To show transmutation of separate property to marital property requires evidence of owner’s clear intent to contribute the property. Commingling is not enough. Wife’s contributions to Husband’s separate property did not transmute into marital property, but did support an equalization payment to Wife in proportion to her contribution. Court of Appeals awards Wife slightly less than Circuit Court.

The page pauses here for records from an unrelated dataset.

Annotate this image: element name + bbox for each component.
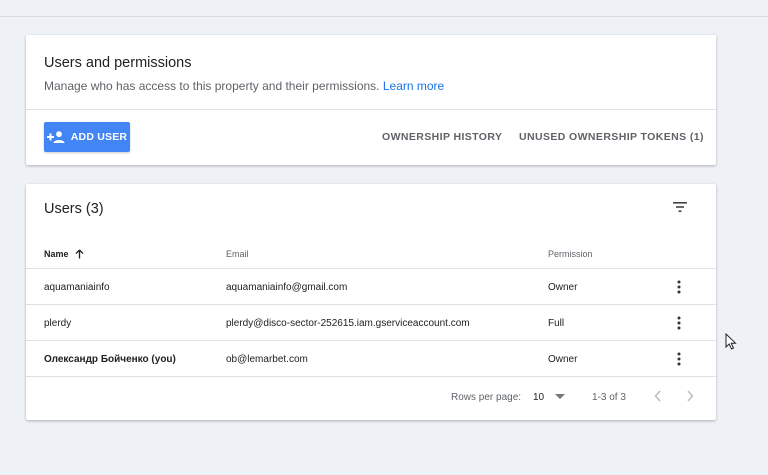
user-permission: Owner xyxy=(548,354,578,365)
rows-per-page-label: Rows per page: xyxy=(451,392,522,403)
column-header-email: Email xyxy=(226,249,249,259)
more-vert-icon[interactable] xyxy=(676,316,682,330)
user-email: aquamaniainfo@gmail.com xyxy=(226,282,348,293)
table-header: Name Email Permission xyxy=(26,242,716,269)
rows-per-page-select[interactable]: 10 xyxy=(533,392,544,403)
description-text: Manage who has access to this property a… xyxy=(44,79,380,93)
user-permission: Full xyxy=(548,318,565,329)
unused-ownership-tokens-button[interactable]: UNUSED OWNERSHIP TOKENS (1) xyxy=(519,131,704,143)
table-row[interactable]: aquamaniainfo aquamaniainfo@gmail.com Ow… xyxy=(26,269,716,305)
learn-more-link[interactable]: Learn more xyxy=(383,79,444,93)
more-vert-icon[interactable] xyxy=(676,352,682,366)
add-user-button[interactable]: ADD USER xyxy=(44,122,130,152)
filter-icon[interactable] xyxy=(672,200,688,214)
table-row[interactable]: Олександр Бойченко (you) ob@lemarbet.com… xyxy=(26,341,716,377)
top-bar xyxy=(0,0,768,17)
table-pagination: Rows per page: 10 1-3 of 3 xyxy=(26,381,716,417)
user-name: aquamaniainfo xyxy=(44,282,110,293)
permissions-description: Manage who has access to this property a… xyxy=(44,79,698,93)
permissions-card: Users and permissions Manage who has acc… xyxy=(26,35,716,165)
column-header-permission: Permission xyxy=(548,249,593,259)
user-permission: Owner xyxy=(548,282,578,293)
users-title: Users (3) xyxy=(44,201,104,217)
chevron-left-icon[interactable] xyxy=(654,390,662,402)
mouse-cursor-icon xyxy=(725,333,737,350)
user-email: plerdy@disco-sector-252615.iam.gservicea… xyxy=(226,318,470,329)
user-name: Олександр Бойченко (you) xyxy=(44,354,176,365)
pagination-range: 1-3 of 3 xyxy=(592,392,626,403)
chevron-right-icon[interactable] xyxy=(686,390,694,402)
add-user-label: ADD USER xyxy=(70,131,128,143)
permissions-actions: ADD USER OWNERSHIP HISTORY UNUSED OWNERS… xyxy=(26,110,716,165)
column-header-name[interactable]: Name xyxy=(44,249,84,259)
permissions-title: Users and permissions xyxy=(44,55,192,71)
dropdown-caret-icon[interactable] xyxy=(555,394,565,400)
permissions-header: Users and permissions Manage who has acc… xyxy=(26,35,716,110)
users-card: Users (3) Name Email Permission aquamani… xyxy=(26,184,716,420)
ownership-history-button[interactable]: OWNERSHIP HISTORY xyxy=(382,131,502,143)
sort-arrow-up-icon[interactable] xyxy=(75,249,84,259)
table-row[interactable]: plerdy plerdy@disco-sector-252615.iam.gs… xyxy=(26,305,716,341)
more-vert-icon[interactable] xyxy=(676,280,682,294)
user-name: plerdy xyxy=(44,318,72,329)
user-email: ob@lemarbet.com xyxy=(226,354,308,365)
add-person-icon xyxy=(46,131,65,143)
column-name-label: Name xyxy=(44,249,69,259)
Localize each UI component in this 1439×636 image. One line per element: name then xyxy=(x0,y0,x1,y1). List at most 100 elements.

Sheilafaye Goodwin, Respondent, v. Charles Lewis Goodwin, Appellant
Missouri Law pertaining to Marital and Separate Property
Section 452.330 governs a trial court’s distribution and classification of marital and non-marital assets. That section requires that the trial court set aside to each party their non-marital property and divide the marital property equitably. Generally, property owned by one spouse prior to the marriage will remain non-marital property and will be awarded to the owner of that property. Moreover, "property which would otherwise be nonmarital property shall not become marital property solely because it may have become commingled with marital property." Property acquired before the marriage and which remains titled in the name of the original owner is separate property unless the record shows that the owner intended to change the status of the property from separate to marital.’ By contrast, if the owner intended to change the status of the property from separate to marital, it becomes marital." To transform the nature of the property from separate to marital, "[a] ‘clear intention’ to contribute to the community or to the other spouse must be demonstrated." "[C]ourts must set aside a spouse’s separate property in dissolution cases, and property is deemed separate or marital based on the source of funds that financed the purchase
In this case, Husband purchased the property years before the marriage. While the parties discussed placing both of their names on the real property’s title, Husband declined to do so. Essentially, the trial court held that because Wife made financial contributions to improve the real property, there was an implied agreement to transmute the property. Wife did not testify that Husband indicated that he intended to make a gift of the property to her. Rather, the record reveals that she improved the property largely to raise her own standard of living and not to increase the value of jointly owned property. This is statutorily insufficient to transmute the property. "Property which would otherwise be nonmarital property shall not become marital property solely because it may have become commingled with marital property." Other than this commingling, there is no evidence that Husband intended to change the nature of the property. "A commingling of nonmarital and marital property will not transmute nonmarital property into marital property unless the owner intended to convert the nonmarital property to marital property." Kinsey-Geujen v. Geujen, 984 S.W.2d 577, 579 (Mo. App. W.D. 1999). The court’s statement, that the "commingling of both of their non-marital assets transmuted this real estate into marital property" is, therefore, a misapplication of the law.